Thinking of it as a gradual process of change has enabled me to progress further towards achieving personal coherence in my own life. Rather than thinking “there’s so much I should be doing” I’ve instead decided to make one small change at a time. The first thing I decided to focus on was simply reducing my use of single-use plastics. I made swaps, looked up alternatives, found sustainable businesses and so on. I found it was important to give these habits or swaps time to settle because there so many alternative options available, so my first choice of an alternative shampoo bar, for example, might not be one that suits. Once I found the products that suited me, I could focus on the next change.

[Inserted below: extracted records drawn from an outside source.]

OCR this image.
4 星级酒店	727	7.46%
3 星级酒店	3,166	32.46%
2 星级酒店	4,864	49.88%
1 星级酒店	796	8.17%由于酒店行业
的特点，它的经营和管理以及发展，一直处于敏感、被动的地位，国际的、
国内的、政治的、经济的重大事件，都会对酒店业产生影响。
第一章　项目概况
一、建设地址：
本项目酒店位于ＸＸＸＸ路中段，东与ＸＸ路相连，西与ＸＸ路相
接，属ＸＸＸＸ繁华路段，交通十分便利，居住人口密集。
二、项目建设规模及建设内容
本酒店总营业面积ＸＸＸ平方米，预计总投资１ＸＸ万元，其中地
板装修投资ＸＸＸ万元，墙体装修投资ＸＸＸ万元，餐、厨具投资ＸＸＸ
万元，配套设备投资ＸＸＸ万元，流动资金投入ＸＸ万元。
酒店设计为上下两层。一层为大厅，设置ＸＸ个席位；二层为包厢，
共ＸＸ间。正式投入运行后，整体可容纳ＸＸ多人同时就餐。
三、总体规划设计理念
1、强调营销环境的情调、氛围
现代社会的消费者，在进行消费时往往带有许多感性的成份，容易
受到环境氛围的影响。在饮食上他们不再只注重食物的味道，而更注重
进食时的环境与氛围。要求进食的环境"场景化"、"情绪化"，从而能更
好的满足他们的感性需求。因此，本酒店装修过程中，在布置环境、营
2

I found it helps if the aspect of your life that you pick to change is one that lends itself to the change. I could not indulge my passion for gardening, for example, until we moved into a house which has a garden – and now I am in the process of turning it into an allotment garden. Likewise, now that we have more room I can sew again and I’m enjoying making my own clothes: and, even better, I no longer have the lingering guilt of contributing to the horrific social, economic and environmental shitshow that is fast fashion.
Should any of my three readers feel like making their own swaps, I list my recommendations below 😊
- Lots of great options available from www.peacewiththewild.co.uk
- The BEST shampoo and conditioner bars from www.gruum.com, and they sell other things too.
- After much trouble with various deodorant replacements, I now swear by the eucalyptus-scented re-fill roll-on deodorant from www.lifesupplies.com and, again, they sell many other things as well.
All the above give the option to have various things put on a subscription, for a reduced cost, and will send you refills in the post packed in recyclable packaging. It makes the whole process very easy.
It is, however, true that choosing the ‘eco’ option is still a luxury. Because the businesses are smaller, the productions runs are smaller, and the ingredients don’t have the same shelf life (because fewer toxic chemicals), the cost is higher. BUT you get the satisfaction of knowing you have made a step in the right direction and, frankly, in a world where our ability to affect direct change seems to be so drastically diminished, that counts for a lot.